Trois premiers ministres gagnent la palme du nombre de dédicaces musicales : sir John A. Macdonald, Alexander Mackenzie et sir Wilfrid Laurier. Ce dernier, avec sa femme, était le mécène d’Eva Gauthier. Parmi les pièces écrites pour ces trois politiciens, on compte Loyal Opposition Galop de George Orme, Sir John A. Macdonald Waltz d’Annie Douglas, The Premier’s NP (la politique nationale) Galop d’Arthur Koerber, le Ministerial Galop (dédié au Parti libéral et comprenant une photo de Mackenzie sur la couverture) de A. Overell, Vive Laurier d’Alexis Contant et la pièce « Our Chieftain », écrite par une « dame d’Ottawa. »
John A. Macdonald et sir George-Étienne Cartier, les deux chefs du gouvernement de la province du Canada entre 1857 et 1862, sont tous deux dédicataires d’une marche funèbre : la Grand Requiem March (1873) de A. Koch et la Sir John A. Macdonald Funeral March de Charles Bohner. L’apport de sir George-Étienne Cartier ne s’arrête toutefois pas là : il est en effet l’auteur des paroles de deux chansons (voir Chants patriotiques). Pour sa part, John A. Macdonald, grand ami de la soprano Emma Albani, a raconté dans une lettre adressée au Dr James Williamson le 18 février 1889 qu’elle « a chanté pour mon anniversaire. Quelle gentillesse de sa part! J’ai été charmé par sa voix » (The Letters of Sir John A. Macdonald and His Family, ed. J.K. Johnson [Toronto, 1969]).

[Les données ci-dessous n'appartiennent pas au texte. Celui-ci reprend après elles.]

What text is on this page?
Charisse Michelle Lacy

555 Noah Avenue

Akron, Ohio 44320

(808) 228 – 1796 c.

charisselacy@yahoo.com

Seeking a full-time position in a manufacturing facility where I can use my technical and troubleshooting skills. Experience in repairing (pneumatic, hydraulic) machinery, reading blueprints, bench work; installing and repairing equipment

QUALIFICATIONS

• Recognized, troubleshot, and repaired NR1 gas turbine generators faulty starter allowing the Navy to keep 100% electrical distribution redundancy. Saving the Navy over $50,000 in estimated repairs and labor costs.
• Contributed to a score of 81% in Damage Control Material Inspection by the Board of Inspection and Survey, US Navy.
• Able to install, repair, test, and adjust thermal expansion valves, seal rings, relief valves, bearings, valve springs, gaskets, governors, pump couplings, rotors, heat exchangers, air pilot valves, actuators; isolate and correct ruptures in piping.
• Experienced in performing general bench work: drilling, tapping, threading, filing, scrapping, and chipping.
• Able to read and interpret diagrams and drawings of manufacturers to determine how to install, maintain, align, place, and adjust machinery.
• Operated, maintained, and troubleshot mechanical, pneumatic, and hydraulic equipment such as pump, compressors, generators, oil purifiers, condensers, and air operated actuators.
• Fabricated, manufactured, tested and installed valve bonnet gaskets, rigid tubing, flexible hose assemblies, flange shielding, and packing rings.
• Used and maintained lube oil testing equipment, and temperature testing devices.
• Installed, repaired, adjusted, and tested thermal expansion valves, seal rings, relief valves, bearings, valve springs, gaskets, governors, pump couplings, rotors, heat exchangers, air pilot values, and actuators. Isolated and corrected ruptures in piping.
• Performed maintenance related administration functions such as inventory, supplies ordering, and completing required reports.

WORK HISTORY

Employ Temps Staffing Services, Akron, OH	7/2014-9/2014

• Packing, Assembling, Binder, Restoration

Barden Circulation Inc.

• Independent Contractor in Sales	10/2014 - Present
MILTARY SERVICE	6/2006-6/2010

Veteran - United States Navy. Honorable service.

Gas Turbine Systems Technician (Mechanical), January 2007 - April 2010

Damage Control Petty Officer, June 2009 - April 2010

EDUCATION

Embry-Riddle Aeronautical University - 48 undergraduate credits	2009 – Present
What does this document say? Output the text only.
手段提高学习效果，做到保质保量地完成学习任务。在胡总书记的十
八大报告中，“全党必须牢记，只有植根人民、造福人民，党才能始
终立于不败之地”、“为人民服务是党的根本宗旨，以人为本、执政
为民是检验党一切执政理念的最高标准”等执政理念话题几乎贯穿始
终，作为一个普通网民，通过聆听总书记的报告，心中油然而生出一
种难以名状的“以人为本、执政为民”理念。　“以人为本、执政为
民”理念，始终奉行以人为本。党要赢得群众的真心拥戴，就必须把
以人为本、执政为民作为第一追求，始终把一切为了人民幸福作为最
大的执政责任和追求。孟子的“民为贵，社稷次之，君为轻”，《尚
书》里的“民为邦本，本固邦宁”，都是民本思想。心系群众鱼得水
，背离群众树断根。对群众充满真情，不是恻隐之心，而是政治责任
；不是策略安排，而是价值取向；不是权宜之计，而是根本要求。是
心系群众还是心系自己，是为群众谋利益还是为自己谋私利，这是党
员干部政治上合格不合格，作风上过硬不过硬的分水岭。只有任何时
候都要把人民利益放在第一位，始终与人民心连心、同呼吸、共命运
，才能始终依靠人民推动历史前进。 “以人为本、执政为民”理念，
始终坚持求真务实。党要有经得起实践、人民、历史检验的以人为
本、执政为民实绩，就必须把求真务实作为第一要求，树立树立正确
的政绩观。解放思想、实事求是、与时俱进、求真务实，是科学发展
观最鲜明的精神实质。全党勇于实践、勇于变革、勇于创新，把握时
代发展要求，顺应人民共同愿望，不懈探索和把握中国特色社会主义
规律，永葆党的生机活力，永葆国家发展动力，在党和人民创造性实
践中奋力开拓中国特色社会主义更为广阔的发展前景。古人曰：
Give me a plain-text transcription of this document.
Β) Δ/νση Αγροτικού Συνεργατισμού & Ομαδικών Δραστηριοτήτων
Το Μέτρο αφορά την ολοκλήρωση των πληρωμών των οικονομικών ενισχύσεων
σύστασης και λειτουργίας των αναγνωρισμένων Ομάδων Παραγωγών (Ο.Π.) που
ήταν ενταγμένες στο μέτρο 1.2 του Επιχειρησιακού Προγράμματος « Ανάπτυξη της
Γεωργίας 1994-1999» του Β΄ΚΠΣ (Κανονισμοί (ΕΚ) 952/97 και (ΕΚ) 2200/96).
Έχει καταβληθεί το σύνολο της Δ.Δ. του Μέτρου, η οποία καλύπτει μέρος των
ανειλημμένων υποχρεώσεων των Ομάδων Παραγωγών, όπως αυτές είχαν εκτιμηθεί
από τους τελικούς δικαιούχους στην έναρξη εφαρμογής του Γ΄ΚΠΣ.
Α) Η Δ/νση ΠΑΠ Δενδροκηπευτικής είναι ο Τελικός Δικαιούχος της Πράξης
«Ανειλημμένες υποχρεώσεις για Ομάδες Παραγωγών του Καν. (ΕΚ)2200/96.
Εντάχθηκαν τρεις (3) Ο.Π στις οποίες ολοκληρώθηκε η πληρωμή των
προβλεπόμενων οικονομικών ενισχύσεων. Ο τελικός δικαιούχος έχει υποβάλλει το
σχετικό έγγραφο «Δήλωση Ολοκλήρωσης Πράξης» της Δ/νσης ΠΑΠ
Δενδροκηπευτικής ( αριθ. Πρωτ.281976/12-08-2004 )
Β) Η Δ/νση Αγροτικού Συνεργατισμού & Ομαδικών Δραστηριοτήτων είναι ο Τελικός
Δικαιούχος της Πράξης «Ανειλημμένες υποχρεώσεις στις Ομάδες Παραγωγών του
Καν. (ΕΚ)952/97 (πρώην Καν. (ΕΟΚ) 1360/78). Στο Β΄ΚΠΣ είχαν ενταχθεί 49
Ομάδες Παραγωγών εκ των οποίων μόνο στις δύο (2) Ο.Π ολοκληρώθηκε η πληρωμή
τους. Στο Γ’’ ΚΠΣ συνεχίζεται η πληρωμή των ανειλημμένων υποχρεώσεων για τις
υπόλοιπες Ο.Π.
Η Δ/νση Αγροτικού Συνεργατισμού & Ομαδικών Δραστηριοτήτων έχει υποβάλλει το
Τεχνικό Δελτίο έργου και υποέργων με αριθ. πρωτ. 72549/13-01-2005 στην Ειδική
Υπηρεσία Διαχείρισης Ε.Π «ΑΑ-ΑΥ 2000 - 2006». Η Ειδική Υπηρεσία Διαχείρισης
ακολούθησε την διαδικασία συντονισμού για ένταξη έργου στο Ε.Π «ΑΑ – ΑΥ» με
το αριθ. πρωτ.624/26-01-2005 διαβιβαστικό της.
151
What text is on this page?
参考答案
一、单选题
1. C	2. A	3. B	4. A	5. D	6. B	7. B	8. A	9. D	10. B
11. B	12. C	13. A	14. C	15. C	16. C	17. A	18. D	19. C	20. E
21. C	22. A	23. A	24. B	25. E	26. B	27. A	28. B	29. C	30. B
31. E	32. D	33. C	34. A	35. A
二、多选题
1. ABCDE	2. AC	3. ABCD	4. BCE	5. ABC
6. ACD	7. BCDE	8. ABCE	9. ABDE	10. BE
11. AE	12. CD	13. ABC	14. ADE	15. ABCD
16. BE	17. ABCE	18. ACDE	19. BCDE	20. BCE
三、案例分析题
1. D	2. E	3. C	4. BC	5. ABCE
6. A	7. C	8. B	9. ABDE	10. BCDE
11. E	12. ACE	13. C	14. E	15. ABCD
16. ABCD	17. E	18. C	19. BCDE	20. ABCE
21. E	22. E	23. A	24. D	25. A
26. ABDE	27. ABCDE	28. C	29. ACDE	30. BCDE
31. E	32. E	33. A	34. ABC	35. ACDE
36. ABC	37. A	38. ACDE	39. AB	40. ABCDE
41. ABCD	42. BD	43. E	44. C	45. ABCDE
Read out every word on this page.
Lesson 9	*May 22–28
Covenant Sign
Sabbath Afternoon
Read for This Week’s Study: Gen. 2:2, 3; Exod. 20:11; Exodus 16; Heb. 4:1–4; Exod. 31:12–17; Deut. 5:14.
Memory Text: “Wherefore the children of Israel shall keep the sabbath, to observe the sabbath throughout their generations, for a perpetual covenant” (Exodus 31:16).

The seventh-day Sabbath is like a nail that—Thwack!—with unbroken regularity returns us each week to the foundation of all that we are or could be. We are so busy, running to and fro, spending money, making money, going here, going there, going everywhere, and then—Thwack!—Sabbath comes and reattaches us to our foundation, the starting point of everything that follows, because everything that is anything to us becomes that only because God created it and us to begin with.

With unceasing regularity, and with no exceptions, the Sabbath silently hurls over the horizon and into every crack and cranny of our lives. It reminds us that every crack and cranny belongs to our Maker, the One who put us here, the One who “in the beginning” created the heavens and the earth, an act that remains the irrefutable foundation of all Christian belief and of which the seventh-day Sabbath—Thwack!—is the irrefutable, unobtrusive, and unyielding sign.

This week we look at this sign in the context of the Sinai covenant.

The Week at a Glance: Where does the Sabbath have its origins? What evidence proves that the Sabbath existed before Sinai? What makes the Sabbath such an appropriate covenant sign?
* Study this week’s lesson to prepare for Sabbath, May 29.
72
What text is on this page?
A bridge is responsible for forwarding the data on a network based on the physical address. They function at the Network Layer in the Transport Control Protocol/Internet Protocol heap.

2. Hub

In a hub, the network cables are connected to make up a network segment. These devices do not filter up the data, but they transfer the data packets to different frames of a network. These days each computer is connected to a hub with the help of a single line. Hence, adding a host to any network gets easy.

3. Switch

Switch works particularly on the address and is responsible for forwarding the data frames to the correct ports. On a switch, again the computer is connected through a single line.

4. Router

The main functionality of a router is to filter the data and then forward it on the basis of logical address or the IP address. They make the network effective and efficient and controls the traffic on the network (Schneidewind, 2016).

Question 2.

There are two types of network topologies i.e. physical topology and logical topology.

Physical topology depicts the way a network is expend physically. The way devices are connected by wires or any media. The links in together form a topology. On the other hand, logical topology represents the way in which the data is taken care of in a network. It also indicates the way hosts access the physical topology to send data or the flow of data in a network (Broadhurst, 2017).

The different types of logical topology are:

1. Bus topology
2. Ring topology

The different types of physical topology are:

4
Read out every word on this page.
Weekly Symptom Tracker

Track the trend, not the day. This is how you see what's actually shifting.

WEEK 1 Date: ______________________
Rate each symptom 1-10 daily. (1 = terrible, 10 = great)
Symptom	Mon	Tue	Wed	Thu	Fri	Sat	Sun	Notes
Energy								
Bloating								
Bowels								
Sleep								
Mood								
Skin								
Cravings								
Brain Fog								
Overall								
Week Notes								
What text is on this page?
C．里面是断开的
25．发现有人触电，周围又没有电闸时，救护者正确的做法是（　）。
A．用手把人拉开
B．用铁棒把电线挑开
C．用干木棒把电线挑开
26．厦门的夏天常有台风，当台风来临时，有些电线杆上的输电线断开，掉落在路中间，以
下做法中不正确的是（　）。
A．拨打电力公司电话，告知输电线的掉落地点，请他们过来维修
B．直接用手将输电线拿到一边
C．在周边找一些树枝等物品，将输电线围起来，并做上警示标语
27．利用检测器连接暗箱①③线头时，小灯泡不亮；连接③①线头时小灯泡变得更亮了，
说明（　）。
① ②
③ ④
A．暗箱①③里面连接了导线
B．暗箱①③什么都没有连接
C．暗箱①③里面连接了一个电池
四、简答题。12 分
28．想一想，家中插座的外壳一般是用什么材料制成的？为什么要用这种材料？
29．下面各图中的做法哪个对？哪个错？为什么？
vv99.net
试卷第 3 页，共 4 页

Sont dignes de mention plus tard au XXe siècle « Dief Will Be the Chief Again » (1975), un salut à John Diefenbaker par Bob Bossin, du groupe Stringband, et l’album Graham Townsend Salutes Canada’s Prime Ministers 1867-1967 (Londres SBS -5275), qui comprend des airs de violons traditionnels pour chaque premier ministre canadien jusqu’à Lester Pearson.
Musique et figures religieuses
Quelques compositions canadiennes honorent aussi des dignitaires religieux, comme « Hymne à Pie IX » (v. 1864) de dame Emma Albani, la Marche funèbre Hommage à Pie IX (v. 1878) de Calixa Lavallée, la Marche pontificale (1886) écrite par Gustave Gagnon pour le cardinal Taschereau et l’Oratorio à Léon XIII (1885) de Frantz Jehin-Prume.
De nombreuses œuvres sont écrites à l’occasion de la première visite du pape Jean-Paul II au Canada en 1984, dont la pièce d’orgue Tu es Petrus de Roger Matton, présentée le 9 septembre à la Basilique-Cathédrale Notre-Dame de Québec.
Une version de cet article a été publiée à l’origine dans l’Encyclopédie de la musique canadienne.